Urban China Lecture Series Featuring Claudia Huang — Play a day, count a day: planning for old age in contemporary urban China
April 29 @ 8:30 pm – 10:00 pm

Speaker: Claudia Huang, California State University, Long Beach
The current generational cohort of Chinese retirees have gotten a tough bargain in many ways. Because the one-child policy created an upside-down population pyramid, the customary practice of aging at home under the care of an adult child is becoming increasingly untenable. At the same time, the social welfare programs that the government promised in exchange for their reproductive sacrifices never materialized, leaving retirees to plan for old age on their own.

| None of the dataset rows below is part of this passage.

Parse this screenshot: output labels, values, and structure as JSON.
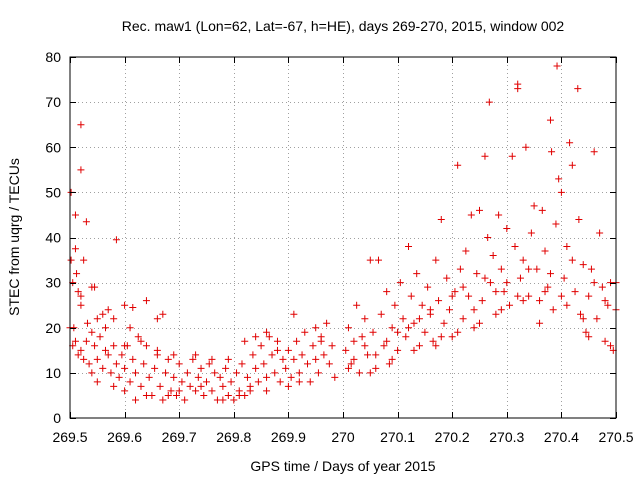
{
  "chart_data": {
    "type": "scatter",
    "title": "Rec. maw1 (Lon=62, Lat=-67, h=HE), days 269-270, 2015, window 002",
    "xlabel": "GPS time / Days of year 2015",
    "ylabel": "STEC from uqrg / TECUs",
    "xlim": [
      269.5,
      270.5
    ],
    "ylim": [
      0,
      80
    ],
    "xticks": [
      269.5,
      269.6,
      269.7,
      269.8,
      269.9,
      270,
      270.1,
      270.2,
      270.3,
      270.4,
      270.5
    ],
    "xtick_labels": [
      "269.5",
      "269.6",
      "269.7",
      "269.8",
      "269.9",
      "270",
      "270.1",
      "270.2",
      "270.3",
      "270.4",
      "270.5"
    ],
    "yticks": [
      0,
      10,
      20,
      30,
      40,
      50,
      60,
      70,
      80
    ],
    "ytick_labels": [
      "0",
      "10",
      "20",
      "30",
      "40",
      "50",
      "60",
      "70",
      "80"
    ],
    "grid": true,
    "marker": "+",
    "color": "#e00000",
    "series": [
      {
        "name": "STEC",
        "points": [
          [
            269.502,
            50
          ],
          [
            269.502,
            35
          ],
          [
            269.505,
            30
          ],
          [
            269.507,
            20
          ],
          [
            269.51,
            45
          ],
          [
            269.51,
            37.5
          ],
          [
            269.512,
            32
          ],
          [
            269.515,
            28
          ],
          [
            269.52,
            65
          ],
          [
            269.52,
            55
          ],
          [
            269.52,
            27
          ],
          [
            269.52,
            25
          ],
          [
            269.525,
            35
          ],
          [
            269.53,
            43.5
          ],
          [
            269.532,
            21
          ],
          [
            269.54,
            29
          ],
          [
            269.545,
            29
          ],
          [
            269.55,
            22
          ],
          [
            269.56,
            23
          ],
          [
            269.565,
            20
          ],
          [
            269.57,
            24
          ],
          [
            269.58,
            22
          ],
          [
            269.585,
            39.5
          ],
          [
            269.6,
            25
          ],
          [
            269.615,
            24.5
          ],
          [
            269.64,
            26
          ],
          [
            269.66,
            22
          ],
          [
            269.67,
            23
          ],
          [
            269.5,
            20
          ],
          [
            269.505,
            16
          ],
          [
            269.51,
            17
          ],
          [
            269.515,
            14
          ],
          [
            269.52,
            15
          ],
          [
            269.525,
            13
          ],
          [
            269.53,
            17
          ],
          [
            269.535,
            12
          ],
          [
            269.54,
            19
          ],
          [
            269.545,
            16
          ],
          [
            269.55,
            13
          ],
          [
            269.555,
            18
          ],
          [
            269.56,
            11
          ],
          [
            269.565,
            15
          ],
          [
            269.57,
            14
          ],
          [
            269.575,
            10
          ],
          [
            269.58,
            16
          ],
          [
            269.585,
            12
          ],
          [
            269.59,
            9
          ],
          [
            269.595,
            14
          ],
          [
            269.6,
            11
          ],
          [
            269.605,
            16
          ],
          [
            269.61,
            8
          ],
          [
            269.615,
            13
          ],
          [
            269.62,
            10
          ],
          [
            269.625,
            18
          ],
          [
            269.63,
            7
          ],
          [
            269.635,
            12
          ],
          [
            269.64,
            16
          ],
          [
            269.645,
            9
          ],
          [
            269.65,
            5
          ],
          [
            269.655,
            11
          ],
          [
            269.66,
            14
          ],
          [
            269.665,
            7
          ],
          [
            269.67,
            4
          ],
          [
            269.675,
            10
          ],
          [
            269.68,
            13
          ],
          [
            269.685,
            6
          ],
          [
            269.69,
            9
          ],
          [
            269.695,
            5
          ],
          [
            269.7,
            12
          ],
          [
            269.705,
            8
          ],
          [
            269.71,
            4
          ],
          [
            269.715,
            10
          ],
          [
            269.72,
            7
          ],
          [
            269.725,
            13
          ],
          [
            269.73,
            6
          ],
          [
            269.735,
            9
          ],
          [
            269.74,
            11
          ],
          [
            269.745,
            5
          ],
          [
            269.75,
            8
          ],
          [
            269.755,
            12
          ],
          [
            269.76,
            6
          ],
          [
            269.765,
            10
          ],
          [
            269.77,
            4
          ],
          [
            269.775,
            9
          ],
          [
            269.78,
            7
          ],
          [
            269.785,
            11
          ],
          [
            269.79,
            5
          ],
          [
            269.795,
            8
          ],
          [
            269.8,
            4
          ],
          [
            269.805,
            10
          ],
          [
            269.81,
            6
          ],
          [
            269.815,
            12
          ],
          [
            269.82,
            5
          ],
          [
            269.825,
            9
          ],
          [
            269.83,
            7
          ],
          [
            269.835,
            14
          ],
          [
            269.84,
            11
          ],
          [
            269.845,
            8
          ],
          [
            269.85,
            16
          ],
          [
            269.855,
            12
          ],
          [
            269.86,
            9
          ],
          [
            269.865,
            18
          ],
          [
            269.87,
            14
          ],
          [
            269.875,
            10
          ],
          [
            269.88,
            17
          ],
          [
            269.885,
            8
          ],
          [
            269.89,
            13
          ],
          [
            269.895,
            11
          ],
          [
            269.9,
            15
          ],
          [
            269.905,
            9
          ],
          [
            269.91,
            13
          ],
          [
            269.915,
            17
          ],
          [
            269.92,
            10
          ],
          [
            269.925,
            14
          ],
          [
            269.93,
            19
          ],
          [
            269.935,
            12
          ],
          [
            269.94,
            8
          ],
          [
            269.945,
            16
          ],
          [
            269.95,
            13
          ],
          [
            269.955,
            10
          ],
          [
            269.96,
            18
          ],
          [
            269.965,
            14
          ],
          [
            269.97,
            21
          ],
          [
            269.975,
            12
          ],
          [
            269.98,
            16
          ],
          [
            269.985,
            9
          ],
          [
            269.73,
            14
          ],
          [
            269.76,
            13
          ],
          [
            269.79,
            13
          ],
          [
            269.82,
            17
          ],
          [
            269.84,
            18
          ],
          [
            269.86,
            19
          ],
          [
            269.88,
            15
          ],
          [
            269.91,
            23
          ],
          [
            269.95,
            20
          ],
          [
            269.96,
            17
          ],
          [
            269.62,
            4
          ],
          [
            269.68,
            5
          ],
          [
            269.7,
            6
          ],
          [
            269.74,
            7
          ],
          [
            269.78,
            4
          ],
          [
            269.81,
            5
          ],
          [
            269.83,
            6
          ],
          [
            269.86,
            6
          ],
          [
            269.9,
            7
          ],
          [
            269.92,
            8
          ],
          [
            269.6,
            16
          ],
          [
            269.61,
            20
          ],
          [
            269.63,
            17
          ],
          [
            269.66,
            15
          ],
          [
            269.69,
            14
          ],
          [
            269.54,
            10
          ],
          [
            269.55,
            8
          ],
          [
            269.58,
            7
          ],
          [
            269.6,
            6
          ],
          [
            269.64,
            5
          ],
          [
            270.005,
            15
          ],
          [
            270.01,
            20
          ],
          [
            270.015,
            12
          ],
          [
            270.02,
            17
          ],
          [
            270.025,
            25
          ],
          [
            270.03,
            10
          ],
          [
            270.035,
            18
          ],
          [
            270.04,
            22
          ],
          [
            270.045,
            14
          ],
          [
            270.05,
            35
          ],
          [
            270.055,
            19
          ],
          [
            270.06,
            11
          ],
          [
            270.065,
            35
          ],
          [
            270.07,
            23
          ],
          [
            270.075,
            16
          ],
          [
            270.08,
            28
          ],
          [
            270.085,
            12
          ],
          [
            270.09,
            20
          ],
          [
            270.095,
            25
          ],
          [
            270.1,
            15
          ],
          [
            270.105,
            30
          ],
          [
            270.11,
            22
          ],
          [
            270.115,
            18
          ],
          [
            270.12,
            38
          ],
          [
            270.125,
            27
          ],
          [
            270.13,
            21
          ],
          [
            270.135,
            32
          ],
          [
            270.14,
            16
          ],
          [
            270.145,
            25
          ],
          [
            270.15,
            19
          ],
          [
            270.155,
            29
          ],
          [
            270.16,
            23
          ],
          [
            270.165,
            17
          ],
          [
            270.17,
            35
          ],
          [
            270.175,
            26
          ],
          [
            270.18,
            44
          ],
          [
            270.185,
            21
          ],
          [
            270.19,
            31
          ],
          [
            270.195,
            24
          ],
          [
            270.2,
            18
          ],
          [
            270.205,
            28
          ],
          [
            270.21,
            56
          ],
          [
            270.215,
            33
          ],
          [
            270.22,
            22
          ],
          [
            270.225,
            37
          ],
          [
            270.23,
            27
          ],
          [
            270.235,
            45
          ],
          [
            270.24,
            20
          ],
          [
            270.245,
            32
          ],
          [
            270.25,
            46
          ],
          [
            270.255,
            26
          ],
          [
            270.26,
            58
          ],
          [
            270.265,
            40
          ],
          [
            270.268,
            70
          ],
          [
            270.27,
            30
          ],
          [
            270.275,
            36
          ],
          [
            270.28,
            23
          ],
          [
            270.285,
            45
          ],
          [
            270.29,
            33
          ],
          [
            270.295,
            28
          ],
          [
            270.3,
            42
          ],
          [
            270.305,
            25
          ],
          [
            270.31,
            58
          ],
          [
            270.315,
            38
          ],
          [
            270.32,
            73
          ],
          [
            270.32,
            74
          ],
          [
            270.325,
            31
          ],
          [
            270.33,
            35
          ],
          [
            270.335,
            60
          ],
          [
            270.34,
            27
          ],
          [
            270.345,
            41
          ],
          [
            270.35,
            47
          ],
          [
            270.355,
            33
          ],
          [
            270.36,
            21
          ],
          [
            270.365,
            46
          ],
          [
            270.37,
            37
          ],
          [
            270.375,
            29
          ],
          [
            270.38,
            66
          ],
          [
            270.382,
            59
          ],
          [
            270.385,
            24
          ],
          [
            270.39,
            43
          ],
          [
            270.392,
            78
          ],
          [
            270.395,
            53
          ],
          [
            270.4,
            50
          ],
          [
            270.405,
            31
          ],
          [
            270.41,
            38
          ],
          [
            270.415,
            61
          ],
          [
            270.42,
            56
          ],
          [
            270.425,
            28
          ],
          [
            270.43,
            73
          ],
          [
            270.432,
            44
          ],
          [
            270.435,
            23
          ],
          [
            270.44,
            34
          ],
          [
            270.445,
            19
          ],
          [
            270.45,
            27
          ],
          [
            270.455,
            33
          ],
          [
            270.46,
            59
          ],
          [
            270.465,
            22
          ],
          [
            270.47,
            41
          ],
          [
            270.475,
            29
          ],
          [
            270.48,
            17
          ],
          [
            270.485,
            25
          ],
          [
            270.49,
            30
          ],
          [
            270.495,
            15
          ],
          [
            270.5,
            30
          ],
          [
            270.02,
            13
          ],
          [
            270.04,
            16
          ],
          [
            270.06,
            14
          ],
          [
            270.08,
            17
          ],
          [
            270.1,
            19
          ],
          [
            270.12,
            20
          ],
          [
            270.14,
            22
          ],
          [
            270.16,
            24
          ],
          [
            270.18,
            18
          ],
          [
            270.2,
            27
          ],
          [
            270.22,
            29
          ],
          [
            270.24,
            24
          ],
          [
            270.26,
            31
          ],
          [
            270.28,
            28
          ],
          [
            270.3,
            30
          ],
          [
            270.32,
            27
          ],
          [
            270.34,
            33
          ],
          [
            270.36,
            26
          ],
          [
            270.38,
            32
          ],
          [
            270.4,
            27
          ],
          [
            270.42,
            35
          ],
          [
            270.44,
            22
          ],
          [
            270.46,
            30
          ],
          [
            270.48,
            26
          ],
          [
            270.5,
            24
          ],
          [
            270.01,
            11
          ],
          [
            270.05,
            10
          ],
          [
            270.09,
            13
          ],
          [
            270.13,
            15
          ],
          [
            270.17,
            16
          ],
          [
            270.21,
            19
          ],
          [
            270.25,
            21
          ],
          [
            270.29,
            24
          ],
          [
            270.33,
            26
          ],
          [
            270.37,
            28
          ],
          [
            270.41,
            25
          ],
          [
            270.45,
            18
          ],
          [
            270.49,
            16
          ]
        ]
      }
    ]
  }
}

Many older adults have responded to these policy reversals by focusing on leisure and enjoyment as much as possible– an attitude they call “play a day, count a day.” The stories I share paint a portrait of life at the limits of affective governance, showing that while the state can attempt to control life trajectories, it cannot determine people’s attitudes about their own experiences.
Claudia Huang is an anthropologist by training and an assistant professor of human development at California State University, Long Beach. She conducts ethnographic research in Chengdu, Sichuan, where she examines the ways in which macro-level policies affect people’s intimate experiences of growing older. Her first book, titled Dancing for their lives: the pursuit of meaningful aging in urban China was recently published with the series on global aging at Rutgers University Press.